We are as original as Americans get. Our ancestors arrived in Virginia a year before the Pilgrims landed at Plymouth Rock. The immigration conversation has never had adequate language to express the unique experience of black Americans. It has been suggested more than once that blacks should have done like other “immigrants” and overcome initial discrimination through hard work and education to join the American mainstream of success. The debate has never recognized the need for a unique term to distinguish the black experience from that of other “immigrant” groups. But now that an African-American president of the United States is the point person on the national debate about immigration, it’s time that the black perspective on immigration be examined.

What term could properly capture the reality of a people who were involuntarily imported as slaves? Surely the word “immigrant” is insufficient to that task. “Human trafficking” has recently been introduced to the immigration debate, mainly in reference to what many call “modern-day slavery” involving agricultural, sweatshop, domestic and sex workers. These modern-day slaves come primarily from Mexico, Eastern Europe, Latin America and Asia. Human trafficking seems to be just as good at describing the old-fashioned African slavery as the modern-day type. Black people were not immigrants; we were trafficked people.

Trafficked Africans (and their descendants) slaved as agricultural, domestic and sex workers for 250 years, first in the colonies and later in the United States of America. For the next 100 years, those in the South lived in virtual peonage and not until the passage of the Voting Rights Act of 1965 did the majority of black Americans begin to enjoy anything resembling full citizenship.

All of this is not to suggest that black people have nothing to add to the conversation about immigration today. To the contrary, our experience is key to the main sticking point in the current proposals — a path to citizenship. It took black Americans 350 years to get to the end of our path to citizenship. It was a path strewn with struggle, division, hatred and violence.

House Republicans’ insistence on unachievable security requirements, prerequisites, triggers and other delaying devices seems intent on repeating this pattern. We are poised to create a system that will legalize immigrants’ labor, collect their taxes, deny their citizenship and foster a resentful group of second-class noncitizens. As British statesman Edmund Burke warned, “Those who don’t know history are destined to repeat it.”

Democrats have made a compelling humanitarian case for immigration reform based on worker exploitation, the need for family reunification and the innocence of children brought here by their parents. But they have failed to make an equally compelling political case for immigration reform. A reasonable path to citizenship is critical to building the kind of America we want to be. Ours is a country that is defined by its unique capacity to take in people from all over the world and produce Americans. The black experience since 1965 shows what progress can be made when citizenship is supported rather than denied.

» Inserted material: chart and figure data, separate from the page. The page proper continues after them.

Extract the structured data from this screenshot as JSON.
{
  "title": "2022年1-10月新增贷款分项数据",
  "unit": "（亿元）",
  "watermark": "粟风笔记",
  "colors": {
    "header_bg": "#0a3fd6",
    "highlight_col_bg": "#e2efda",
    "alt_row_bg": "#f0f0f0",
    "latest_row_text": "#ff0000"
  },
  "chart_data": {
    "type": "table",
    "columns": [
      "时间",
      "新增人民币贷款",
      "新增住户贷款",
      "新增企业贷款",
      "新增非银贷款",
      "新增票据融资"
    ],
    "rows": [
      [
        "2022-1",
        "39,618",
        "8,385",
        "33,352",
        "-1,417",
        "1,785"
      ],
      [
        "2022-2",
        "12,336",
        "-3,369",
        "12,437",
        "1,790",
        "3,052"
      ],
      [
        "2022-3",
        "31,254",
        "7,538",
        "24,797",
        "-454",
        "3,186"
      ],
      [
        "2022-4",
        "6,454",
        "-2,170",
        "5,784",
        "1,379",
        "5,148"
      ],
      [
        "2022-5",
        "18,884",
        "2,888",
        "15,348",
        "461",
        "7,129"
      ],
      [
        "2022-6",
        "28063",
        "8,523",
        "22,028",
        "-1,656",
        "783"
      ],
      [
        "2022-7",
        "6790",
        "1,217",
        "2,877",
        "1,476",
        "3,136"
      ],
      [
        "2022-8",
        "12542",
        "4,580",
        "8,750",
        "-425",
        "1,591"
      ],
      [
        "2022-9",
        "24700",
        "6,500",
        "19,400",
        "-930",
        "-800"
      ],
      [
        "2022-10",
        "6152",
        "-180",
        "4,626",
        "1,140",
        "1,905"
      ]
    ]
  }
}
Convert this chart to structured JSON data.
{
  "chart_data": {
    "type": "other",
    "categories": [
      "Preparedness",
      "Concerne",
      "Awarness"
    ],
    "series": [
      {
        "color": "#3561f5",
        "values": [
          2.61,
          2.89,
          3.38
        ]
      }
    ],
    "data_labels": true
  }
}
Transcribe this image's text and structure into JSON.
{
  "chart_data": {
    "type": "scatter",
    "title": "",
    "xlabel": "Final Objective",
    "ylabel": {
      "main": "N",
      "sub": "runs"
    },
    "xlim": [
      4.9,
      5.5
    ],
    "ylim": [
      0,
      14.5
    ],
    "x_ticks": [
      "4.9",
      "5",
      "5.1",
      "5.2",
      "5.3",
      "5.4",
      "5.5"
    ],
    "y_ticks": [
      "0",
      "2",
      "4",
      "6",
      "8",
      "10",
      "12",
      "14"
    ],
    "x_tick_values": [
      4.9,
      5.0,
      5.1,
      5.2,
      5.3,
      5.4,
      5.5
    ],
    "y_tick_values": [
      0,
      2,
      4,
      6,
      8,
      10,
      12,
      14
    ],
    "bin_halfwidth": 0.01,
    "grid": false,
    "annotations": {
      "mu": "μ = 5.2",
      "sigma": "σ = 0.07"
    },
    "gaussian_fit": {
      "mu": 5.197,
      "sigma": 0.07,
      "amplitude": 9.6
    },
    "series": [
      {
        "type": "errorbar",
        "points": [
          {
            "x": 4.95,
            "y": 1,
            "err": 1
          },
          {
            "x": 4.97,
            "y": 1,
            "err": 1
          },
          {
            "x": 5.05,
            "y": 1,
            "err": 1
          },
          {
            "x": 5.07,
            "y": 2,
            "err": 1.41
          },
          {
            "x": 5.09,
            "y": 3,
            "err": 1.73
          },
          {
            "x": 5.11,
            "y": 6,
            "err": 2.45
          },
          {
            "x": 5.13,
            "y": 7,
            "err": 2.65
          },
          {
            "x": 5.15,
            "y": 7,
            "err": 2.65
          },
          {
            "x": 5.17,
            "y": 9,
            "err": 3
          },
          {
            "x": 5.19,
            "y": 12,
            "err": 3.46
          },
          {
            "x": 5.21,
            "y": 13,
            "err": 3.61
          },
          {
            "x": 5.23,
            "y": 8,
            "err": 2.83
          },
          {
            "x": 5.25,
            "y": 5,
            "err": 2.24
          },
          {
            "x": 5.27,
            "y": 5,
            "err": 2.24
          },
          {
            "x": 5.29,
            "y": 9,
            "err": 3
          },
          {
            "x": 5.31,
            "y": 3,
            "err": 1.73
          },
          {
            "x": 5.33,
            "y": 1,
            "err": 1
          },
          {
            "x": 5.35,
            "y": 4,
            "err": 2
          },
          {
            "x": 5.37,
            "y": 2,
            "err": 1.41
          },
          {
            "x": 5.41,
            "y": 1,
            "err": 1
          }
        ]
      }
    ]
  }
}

Republicans are not even shy about opposing a path to citizenship. They perceive that the resulting expansion of the electorate would put them at a partisan disadvantage. By separating the humanitarian case from the political one for immigration reform, Democrats have given Republicans a perfect opportunity to cast them as crass politicians willing to buy votes with amnesty. If the Republicans dig in against citizenship, the Democrats just might take that deal — on humanitarian grounds, of course. This approach misses the point that the eligible immigrants have political interests of their own and are not simple chips on the electoral table. And most of all, it tells us how little Republicans think of their own appeal that they would forfeit generations of Latino voters just to win the next election.